Elizabeth Shea, coordinator of the IU Contemporary Dance Program, couldn't be more enthusiastic about the melding of art, science and technology -- and the fact that it's happening at the IU School of Health, Physical Education and Recreation, where students and faculty with similar interests can get an up-close look at this creative process.

"This is up and coming stuff," Shea said. "Artists and scientists have had these ideas, but we're only now getting the technology to support the interaction. Being able to watch the process, creating a framework for it to happen, is exciting. It's exciting for IU to provide this for a professional modern dance company."

Munisteri is tapping the resources and expertise of three universities: New York University, IU's School of HPER and its new Indiana Ergonomics Laboratory, and the University of California in Santa Cruz. His computer animator -- Peter Birdsall -- comes from NYU. Munisteri has taken the unusual step of enlisting the help of an executive director -- Ted Warburton -- a professor of Dance and Digital New Media at the UCSC.

The Indiana Ergonomics Laboratory provided critical motion-capture technology and expertise. The new laboratory is equipped with a sophisticated 3-D video motion analysis system, which consists of eight high-speed, digital cameras connected to a force plate, which records ground reaction forces, as well as an electromyography (EMG) system that allows analysis of muscle activity during the performance of a motor skill.

For Terra Nova, the eight cameras recorded the performance of the dancers by emitting an infrared light that reflected off of sensors placed on the dancers. The cameras both emitted and collected the light and its reflection, and then the digital data were synthesized using motion-capture software. What will emerge is a 3-D rendering of a moving human form, which can be viewed from a variety of angles -- unlike a dancer on a stage.

"You can just swoop around the dancer -- there's no angle from which you can't look at the dancer," Munisteri said. "We know that when you watch a dance performance you have one perspective, and that's where you're sitting."

While motion-capture technology has been used in modern dance for just a few years, it has been a standard tool for some of Shea's colleagues in the Department of Kinesiology, where it has been used for more than 30 years to analyze athletic technique and motion. Faculty with the Indiana Ergonomics Laboratory use the 3-D video motion-analysis system to conduct research on workplace skills in order to determine the causes of musculoskeletal injuries and accidents.

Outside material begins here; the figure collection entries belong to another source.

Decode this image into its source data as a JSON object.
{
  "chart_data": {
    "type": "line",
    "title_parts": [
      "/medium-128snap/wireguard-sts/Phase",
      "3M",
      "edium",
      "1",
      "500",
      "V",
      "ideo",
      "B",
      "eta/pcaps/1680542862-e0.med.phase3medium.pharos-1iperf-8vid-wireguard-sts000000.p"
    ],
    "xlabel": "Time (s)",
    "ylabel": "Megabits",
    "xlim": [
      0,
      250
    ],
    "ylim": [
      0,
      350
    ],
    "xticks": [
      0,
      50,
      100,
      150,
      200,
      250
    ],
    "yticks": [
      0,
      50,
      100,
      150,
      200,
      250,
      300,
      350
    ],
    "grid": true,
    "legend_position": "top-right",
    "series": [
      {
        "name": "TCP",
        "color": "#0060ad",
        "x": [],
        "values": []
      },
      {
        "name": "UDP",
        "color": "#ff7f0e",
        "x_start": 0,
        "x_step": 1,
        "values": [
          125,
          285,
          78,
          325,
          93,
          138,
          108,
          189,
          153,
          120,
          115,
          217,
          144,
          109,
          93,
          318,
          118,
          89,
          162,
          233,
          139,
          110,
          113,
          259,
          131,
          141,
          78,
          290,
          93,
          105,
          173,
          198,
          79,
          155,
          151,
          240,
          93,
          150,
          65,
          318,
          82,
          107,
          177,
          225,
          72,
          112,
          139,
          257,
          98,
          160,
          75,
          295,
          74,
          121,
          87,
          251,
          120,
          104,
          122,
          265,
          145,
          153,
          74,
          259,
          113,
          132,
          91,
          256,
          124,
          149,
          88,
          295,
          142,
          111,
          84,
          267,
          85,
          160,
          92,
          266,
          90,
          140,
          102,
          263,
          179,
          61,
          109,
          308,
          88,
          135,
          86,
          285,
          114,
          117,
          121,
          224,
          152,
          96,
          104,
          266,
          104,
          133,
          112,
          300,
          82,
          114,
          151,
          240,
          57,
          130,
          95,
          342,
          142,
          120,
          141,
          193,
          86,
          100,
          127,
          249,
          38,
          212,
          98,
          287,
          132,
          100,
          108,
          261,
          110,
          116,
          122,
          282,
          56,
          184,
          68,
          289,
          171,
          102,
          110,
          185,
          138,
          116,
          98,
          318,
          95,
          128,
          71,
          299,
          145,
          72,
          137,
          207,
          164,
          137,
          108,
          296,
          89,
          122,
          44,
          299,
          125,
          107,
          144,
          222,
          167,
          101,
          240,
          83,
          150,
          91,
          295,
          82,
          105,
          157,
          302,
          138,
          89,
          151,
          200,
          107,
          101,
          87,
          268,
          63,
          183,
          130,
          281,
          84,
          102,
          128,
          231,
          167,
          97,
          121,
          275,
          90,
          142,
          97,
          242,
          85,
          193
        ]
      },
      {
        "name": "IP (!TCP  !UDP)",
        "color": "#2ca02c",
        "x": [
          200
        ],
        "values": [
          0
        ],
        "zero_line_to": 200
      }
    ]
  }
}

Munisteri, with the help of the computer animator, set designers and others on his team, plans to transform a plain stage into an earthy, dynamic environment, projecting lava, ash, plant life, water, steam and other organic images pulsing and moving with the abstract images of his dancers. While the on-stage dancers will change over time, the projected images will always be of the motion-capture work conducted at IU, with the images appearing wherever and whenever Terra Nova is performed, whether in New York City theatres or abroad.

"This will have untold significance in terms of visibility for Indiana University and the perception by both artists and scholars that Indiana is a place where creative digital arts are both thriving and supported," Shea said.

Terra Nova will premiere on April 13-14 at the UCSC Arts and Lectures Series. After that, it will be performed in New York and elsewhere during the dance company's 2006-2007 season. Shea said she is looking into the possibility of the company bringing the performance to Bloomington. The IU Dance Theatre will present Munisteri's Muse of Fire on Jan. 11-12 at 7:30 p.m. at the Ruth N. Halls Theatre.

Munisteri's IU residency is funded with a grant from IU's New Frontiers in the Arts and Humanities Program.